SoIC, library science merger celebrated

IU has inspired students in the field of informatics and computing science for years, said Peter Lee, corporate vice president and head of Microsoft Research.

He spoke at Friday’s inauguration ceremony to celebrate the merger of IU’s School of Informatics and Computer Science and the School of Library and Information Science.

The SoIC merger took full effect July 1.

Lee delivered the keynote address at the inauguration in the Whittenberger Auditorium at the Indiana Memorial Union.

The SoIC is one of the broadest and most extensive informatics and computing programs in the country, IU President Michael McRobbie said in his opening remarks at Friday’s ceremony.

“By combining the two programs, IU now has the largest program of its kind in the United States and maybe the world,” McRobbie said. “In the coming years, the IU school will become a model for informatics and information science programs across the nation.”

The IU School of Informatics was founded in 2000, according to the ceremony program.

IU offered the first Ph.D. in Informatics as well as one of the first master’s degrees in cybersecurity.

Enrollment for the SoIC includes 950 undergraduates, 851 graduates and 86 faculty members.

Information science professor Katy Börner and SoIC Dean Robert Schnabel joined McRobbie, Lee and Byers as speakers at the inauguration ceremony.

In addition to the merger, the SoIC will offer an online degree in January 2014, Schnabel said.

Informatics major and senior Logan Lynch will not be directly affected by the merger, but said he is excited about the possible opportunities and resources for future informatics students.

“Currently, the school has a small feel with a faculty that is eager to help and is invested in their students’ success,” Lynch said. “I hope that the school will still be able to keep the same feel.”

Lynch’s fellow senior Julie Byers is a computing science major and presented at Friday’s ceremony.

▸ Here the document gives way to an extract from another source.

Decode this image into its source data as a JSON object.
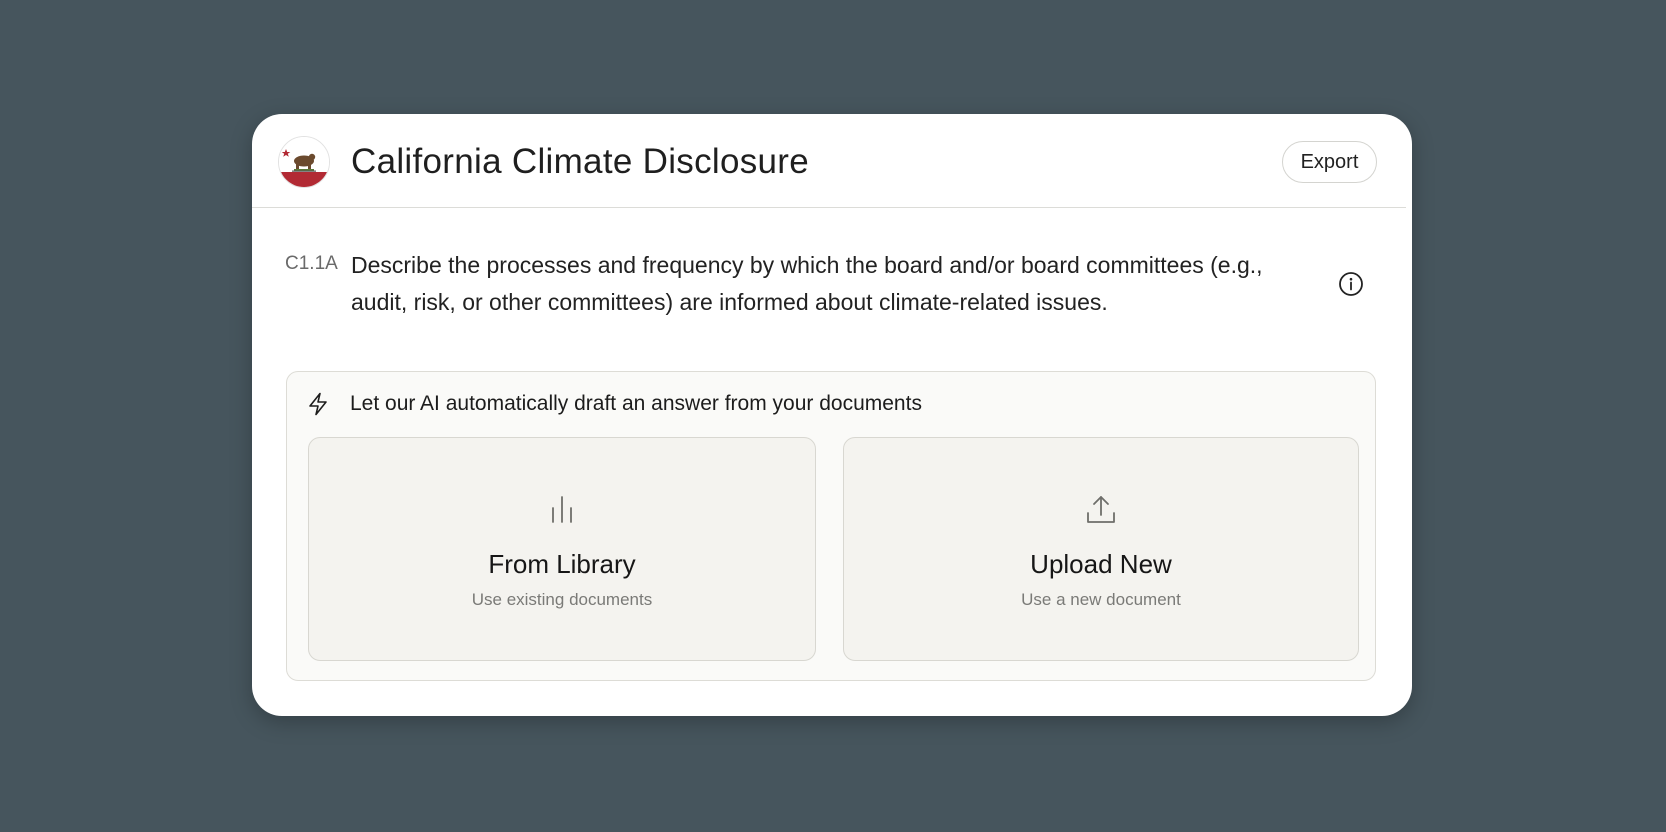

“Everyone in the school works hard to cultivate a community,” Byers said. “This merger is sure to increase the opportunities and resources that the school will offer.”
Byers said she hopes the merger will increase female representation.

The SoIC student body is currently 18 percent women. The school has a Women in Informatics and Computing organization.

Lee closed his keynote address Friday with words of advice for students.

“All scientific foundations originate within universities,” Lee said. “None of this would have been possible without the rich interplay between universities, industry and government in technology innovation.”